New knowledge about Earth’s magical magnetic field

Friday 11 Oct 13


Chris Finlay
DTU Space
+45 45 25 97 13

A DTU researcher and his French colleagues are one step closer to explaining what is going on deep inside the Earth. In a recently published article in Nature, they explain how the Earth’s magnetic field is formed and describe how it impacts the surface.

Interaction thousands of kilometres down
“This is the first time that someone has developed a precise model for how the inner and outer core interact to generate the Earth’s magnetic field. In addition, the model accounts for the variations generated by the magnetic field. How do they arise—and can they be predicted? They are processes taking place 2900 kilometres beneath our feet, but which are nevertheless very important for all of us here on the Earth’s surface. And that the inner core plays such a significant role, as demonstrated by our new model, is a surprise indeed,” explains Chris Finlay, Senior Scientist, DTU Space.

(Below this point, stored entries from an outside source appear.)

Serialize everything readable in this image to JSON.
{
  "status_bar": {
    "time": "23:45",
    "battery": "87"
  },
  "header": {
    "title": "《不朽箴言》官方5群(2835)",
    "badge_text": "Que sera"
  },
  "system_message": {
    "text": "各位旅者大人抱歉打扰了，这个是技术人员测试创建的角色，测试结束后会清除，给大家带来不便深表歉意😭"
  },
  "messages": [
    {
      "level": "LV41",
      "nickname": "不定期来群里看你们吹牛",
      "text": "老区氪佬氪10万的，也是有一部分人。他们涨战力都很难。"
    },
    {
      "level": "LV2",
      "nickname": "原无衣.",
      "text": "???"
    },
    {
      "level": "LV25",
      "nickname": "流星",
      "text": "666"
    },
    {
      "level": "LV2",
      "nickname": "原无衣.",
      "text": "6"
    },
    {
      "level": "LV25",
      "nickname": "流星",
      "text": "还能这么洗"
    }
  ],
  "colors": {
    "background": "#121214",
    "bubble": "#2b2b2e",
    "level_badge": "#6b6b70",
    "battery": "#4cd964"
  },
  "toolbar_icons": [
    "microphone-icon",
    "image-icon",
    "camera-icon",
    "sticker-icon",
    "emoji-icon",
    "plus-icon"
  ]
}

The Earth’s magnetic field is the shield protecting us against harmful particles from space—also known as solar storms. However, how this shield is changing and developing has, until now, been difficult to predict, even just a couple of years ahead. But by linking processes in the two parts of the core—the liquid outer and the solid inner—researchers have been able to create an explanatory model which offers new and more in-depth understanding of the processes.

New discoveries using Danish data
The new model has facilitated several interesting discoveries. Data from the Danish Ørsted satellite, which have been analyzed by the research group, indicate that changes in the magnetic field happen primarily in the Atlantic. And the basis for changes seems quite fascinating as everything in the new model suggests that the inner core is growing asymmetrically.

We thus have been given a deeper understanding of why the Earth's magnetic field moves 0.2 latitudes to the west every year—something which has previously been a bit of a mystery.

Swarm satellites to provide more knowledge
The Swarm satellites—launched on 14 November this year—will strengthen further work with the model. Swarm was originally a Danish proposal which the European Space Agency (ESA) has adopted, and since realized in cooperation with DTU Space.

“The highly accurate data from Swarm will enable us to further improve our studies of the interaction between the inner and the outer core and thereby provide us with more knowledge about the Earth's magnetic field, ultimately offering us a fundamental understanding of the amazing processes deep inside our planet.”